La Côte des Squelettes

Par Maldoror666
Il était une fois, en Angola, un pécheur qui s'apellait Etienne. Etienne partait tout les matins poser ses filets et ses casiers, pendant que sa femme préparait le repas dans la maison, et que son fils partait à l'école. Ce matin là, Etienne partit poser ses pièges, puis resta pour pécher quelques poissons à la ligne, car il y avait une fête d'organisée dans le village quelques jours plus tard, et qu'il y aurait besoin de beaucoup de poissons pour le banquet. Chanceux, il ramenait dans son navire des quantités de poissons, tant et si bien qu'il en oublia de surveiller le ciel. Et de s'apercevoir qu'une tempête se levait au loin, assombrissant le soleil et faisant se lever sur les eaux un vent vif et froid qui creusait les vagues. Il ne s'en aperçut qu'une fois le soir tombé, qu'une fois que sa barque, qui avait voguée au gré des courants, l'avait emmené trop loin de la terre.
 
Perdu en pleine mer, et en pleine tempête! Il se rassura alors en se disant qu'il n'avait qu'à pagayer jusqu'à la plage, qu'il ne pouvait pas être si loin. Prenant son courage et sa pagaie à deux mains, il commença à lutter contre les éléments. Ballotté, à deux doigts de chavirer, voyant dégringoler dans les tréfonds de l'océan sa précieuse cargaison de poisson et d'eau douce, assoiffé par l'eau de mer avalée malgré lui, à demi mort de fatigue, de faim et de soif, il lutta toute la nuit contre la tempête, et au matin, une fois les flots calmés, il aperçut, flottant doucement sur l'onde plate, une branche d'arbre. Reprenant espoir en voyant soudain cette promesse de rivage, il rassembla ses dernières forces pour pagayer avec l'énergie du désespoir jusqu'à cette terre qu'il devinait là-bas.
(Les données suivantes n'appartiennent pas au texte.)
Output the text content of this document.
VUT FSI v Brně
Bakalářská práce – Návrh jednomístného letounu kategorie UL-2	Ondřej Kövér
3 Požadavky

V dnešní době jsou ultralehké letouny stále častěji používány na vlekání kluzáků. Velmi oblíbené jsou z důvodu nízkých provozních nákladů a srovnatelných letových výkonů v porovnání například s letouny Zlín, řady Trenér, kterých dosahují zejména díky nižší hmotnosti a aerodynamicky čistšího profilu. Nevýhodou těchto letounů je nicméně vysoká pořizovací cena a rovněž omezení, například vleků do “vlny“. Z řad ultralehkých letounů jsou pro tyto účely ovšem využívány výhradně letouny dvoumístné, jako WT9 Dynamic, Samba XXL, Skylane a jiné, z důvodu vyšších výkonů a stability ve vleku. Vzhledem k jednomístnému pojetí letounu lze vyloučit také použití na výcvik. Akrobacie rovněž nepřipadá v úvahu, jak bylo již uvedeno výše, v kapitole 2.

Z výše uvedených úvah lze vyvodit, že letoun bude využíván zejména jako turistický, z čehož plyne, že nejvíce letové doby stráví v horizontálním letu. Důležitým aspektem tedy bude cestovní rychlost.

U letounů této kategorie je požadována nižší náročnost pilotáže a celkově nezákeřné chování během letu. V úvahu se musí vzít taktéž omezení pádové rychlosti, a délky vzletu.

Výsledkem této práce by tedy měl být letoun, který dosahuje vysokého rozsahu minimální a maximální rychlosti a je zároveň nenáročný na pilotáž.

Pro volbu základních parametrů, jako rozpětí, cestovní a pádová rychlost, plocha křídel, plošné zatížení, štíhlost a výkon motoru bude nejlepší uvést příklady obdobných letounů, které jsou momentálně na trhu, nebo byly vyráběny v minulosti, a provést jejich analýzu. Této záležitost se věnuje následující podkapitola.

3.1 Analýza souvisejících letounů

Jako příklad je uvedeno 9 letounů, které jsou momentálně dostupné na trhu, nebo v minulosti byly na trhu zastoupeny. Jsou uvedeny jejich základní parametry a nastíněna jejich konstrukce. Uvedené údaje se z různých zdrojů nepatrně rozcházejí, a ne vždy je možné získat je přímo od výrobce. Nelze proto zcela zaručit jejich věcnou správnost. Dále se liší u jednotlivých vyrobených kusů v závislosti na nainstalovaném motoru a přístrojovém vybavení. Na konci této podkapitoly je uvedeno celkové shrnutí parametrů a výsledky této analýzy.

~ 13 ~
Cette terre qui, plus il s'en rapprochait et plus il en était sur, n'était pas celle d'où il était parti la veille, n'était pas non plus une de celles qu'il avait déjà croisées, pas même une de celles dont les anciens parlaient parfois dans les veillées. De fait, c'était une petite île, à la végétation luxuriante, débordante de fruits mûrs et gorgés de pulpe, et, privilège suprême, dotée d'une source d'eau douce et certainement potable, du moins l'espérait-il.
Il aborda en vue de cette île inconnue, et ressentit tout de suite comme un doute, une impression, un froissement de l'air... il n'était pas seul. Résolu à demander son chemin, ainsi que quelques vivres et un peu de repos, il s'enfonça dans la mangrove épaisse et étouffante, moite et oppressante, qui constituait la quasi totalité de la surface de cette île de moins en moins paradisiaque. Après quelques heures de pénible progression dans la végétation inhospitalière, peuplée de moustiques assoiffés de sang et de serpents venimeux, de crapauds buffles et de mygales vives comme l'éclair et venimeuses comme des cobras, il atteignit une petite clairière, où se trouvait assis un homme.
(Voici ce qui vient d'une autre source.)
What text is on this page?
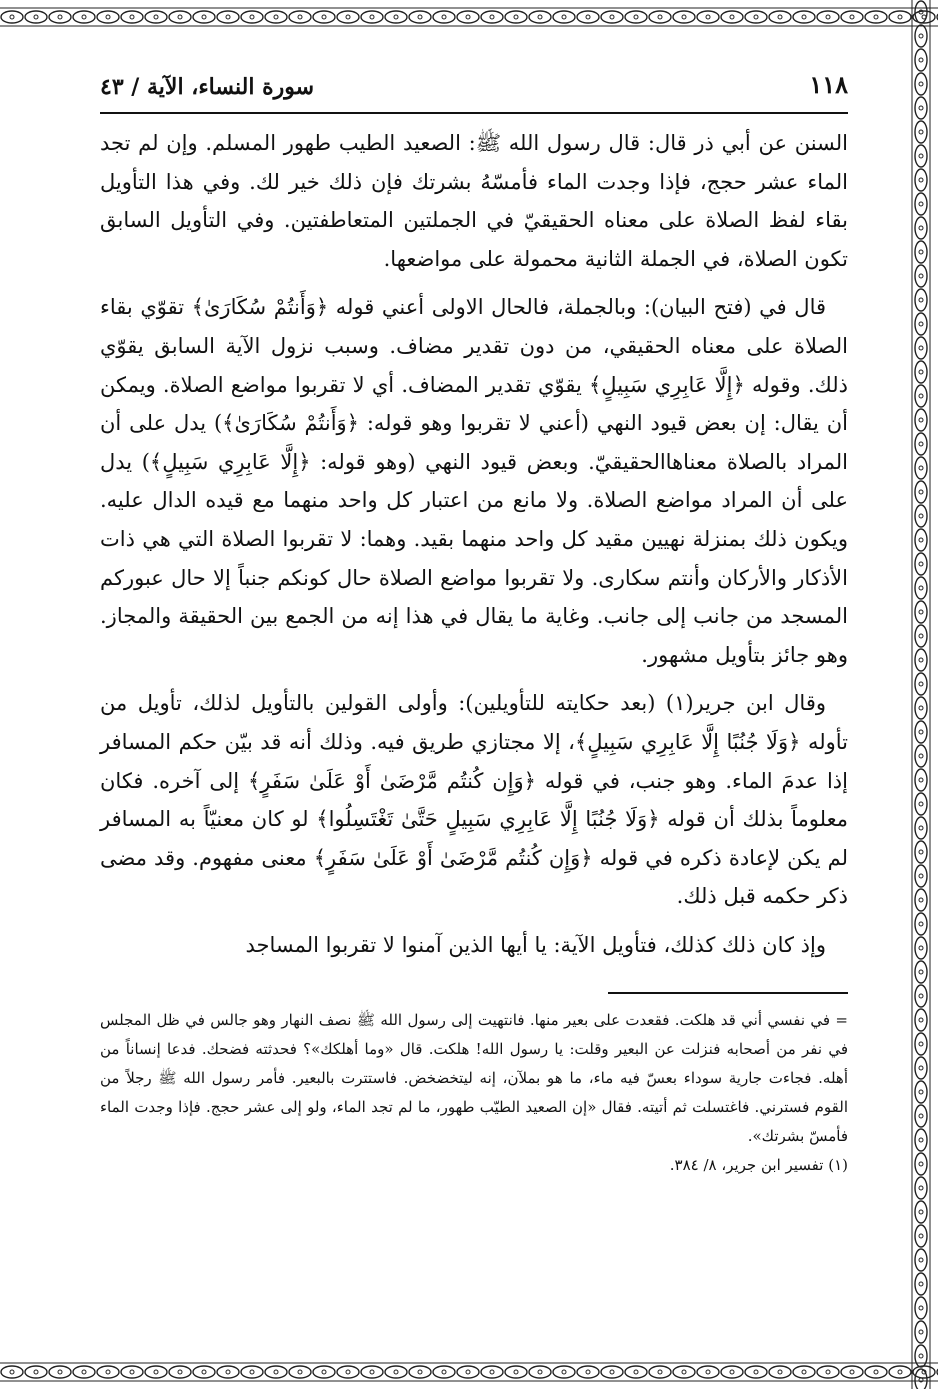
١١٨
سورة النساء، الآية / ٤٣

السنن عن أبي ذر قال: قال رسول الله ﷺ: الصعيد الطيب طهور المسلم. وإن لم تجد الماء عشر حجج، فإذا وجدت الماء فأمسّهُ بشرتك فإن ذلك خير لك. وفي هذا التأويل بقاء لفظ الصلاة على معناه الحقيقيّ في الجملتين المتعاطفتين. وفي التأويل السابق تكون الصلاة، في الجملة الثانية محمولة على مواضعها.

قال في (فتح البيان): وبالجملة، فالحال الاولى أعني قوله ﴿وَأَنتُمْ سُكَارَىٰ﴾ تقوّي بقاء الصلاة على معناه الحقيقي، من دون تقدير مضاف. وسبب نزول الآية السابق يقوّي ذلك. وقوله ﴿إِلَّا عَابِرِي سَبِيلٍ﴾ يقوّي تقدير المضاف. أي لا تقربوا مواضع الصلاة. ويمكن أن يقال: إن بعض قيود النهي (أعني لا تقربوا وهو قوله: ﴿وَأَنتُمْ سُكَارَىٰ﴾) يدل على أن المراد بالصلاة معناهاالحقيقيّ. وبعض قيود النهي (وهو قوله: ﴿إِلَّا عَابِرِي سَبِيلٍ﴾) يدل على أن المراد مواضع الصلاة. ولا مانع من اعتبار كل واحد منهما مع قيده الدال عليه. ويكون ذلك بمنزلة نهيين مقيد كل واحد منهما بقيد. وهما: لا تقربوا الصلاة التي هي ذات الأذكار والأركان وأنتم سكارى. ولا تقربوا مواضع الصلاة حال كونكم جنباً إلا حال عبوركم المسجد من جانب إلى جانب. وغاية ما يقال في هذا إنه من الجمع بين الحقيقة والمجاز. وهو جائز بتأويل مشهور.

وقال ابن جرير(١) (بعد حكايته للتأويلين): وأولى القولين بالتأويل لذلك، تأويل من تأوله ﴿وَلَا جُنُبًا إِلَّا عَابِرِي سَبِيلٍ﴾، إلا مجتازي طريق فيه. وذلك أنه قد بيّن حكم المسافر إذا عدمَ الماء. وهو جنب، في قوله ﴿وَإِن كُنتُم مَّرْضَىٰ أَوْ عَلَىٰ سَفَرٍ﴾ إلى آخره. فكان معلوماً بذلك أن قوله ﴿وَلَا جُنُبًا إِلَّا عَابِرِي سَبِيلٍ حَتَّىٰ تَغْتَسِلُوا﴾ لو كان معنيّاً به المسافر لم يكن لإعادة ذكره في قوله ﴿وَإِن كُنتُم مَّرْضَىٰ أَوْ عَلَىٰ سَفَرٍ﴾ معنى مفهوم. وقد مضى ذكر حكمه قبل ذلك.

وإذ كان ذلك كذلك، فتأويل الآية: يا أيها الذين آمنوا لا تقربوا المساجد

= في نفسي أني قد هلكت. فقعدت على بعير منها. فانتهيت إلى رسول الله ﷺ نصف النهار وهو جالس في ظل المجلس في نفر من أصحابه فنزلت عن البعير وقلت: يا رسول الله! هلكت. قال «وما أهلكك»؟ فحدثته فضحك. فدعا إنساناً من أهله. فجاءت جارية سوداء بعسّ فيه ماء، ما هو بملآن، إنه ليتخضخض. فاستترت بالبعير. فأمر رسول الله ﷺ رجلاً من القوم فسترني. فاغتسلت ثم أتيته. فقال «إن الصعيد الطيّب طهور، ما لم تجد الماء، ولو إلى عشر حجج. فإذا وجدت الماء فأمسّ بشرتك».

(١) تفسير ابن جرير، ٨/ ٣٨٤.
Un vieillard à la longue barbe aussi blanche que sa peau était noire. Il était vêtu en tout et pour tout d'un pagne, le reste laissant apparaître sa peau flétrie par les ans et la vie au grand air, et tatouée de mille signes étranges. Un ermite! Etienne en avait entendu parler parfois, de ces hommes qui avaient choisis de vivre loin du reste du monde, on en parlait parfois comme de vieux fous, parfois comme de grands sages, mais tout le monde s'accordait sur un point: ceux qui croisaient leur route une fois s'en souvenaient toute leur vie. Lorsque l'ermite, après un temps incalculable passé à observer Etienne avec un regard aussi acéré qu'un laser, se décida à ouvrir la bouche, ce fut pour parler d'une voix rauque et traînante, et lui proposer un marché: son navire, ou du moins ce qu'il en restait, était à présent caché hors de sa portée. S'il acceptait de passer une épreuve, et qu'il la remportait, il pourrait quitter l'île avec autant de vivre qu'il pourrait en emporter, et une voix maritime sûre pour rentrer chez lui au plus vite. S'il échouait, il mourrait sur place et servirait de repas aux animaux affamés. Curieux marché, en vérité, mais avait-il le choix?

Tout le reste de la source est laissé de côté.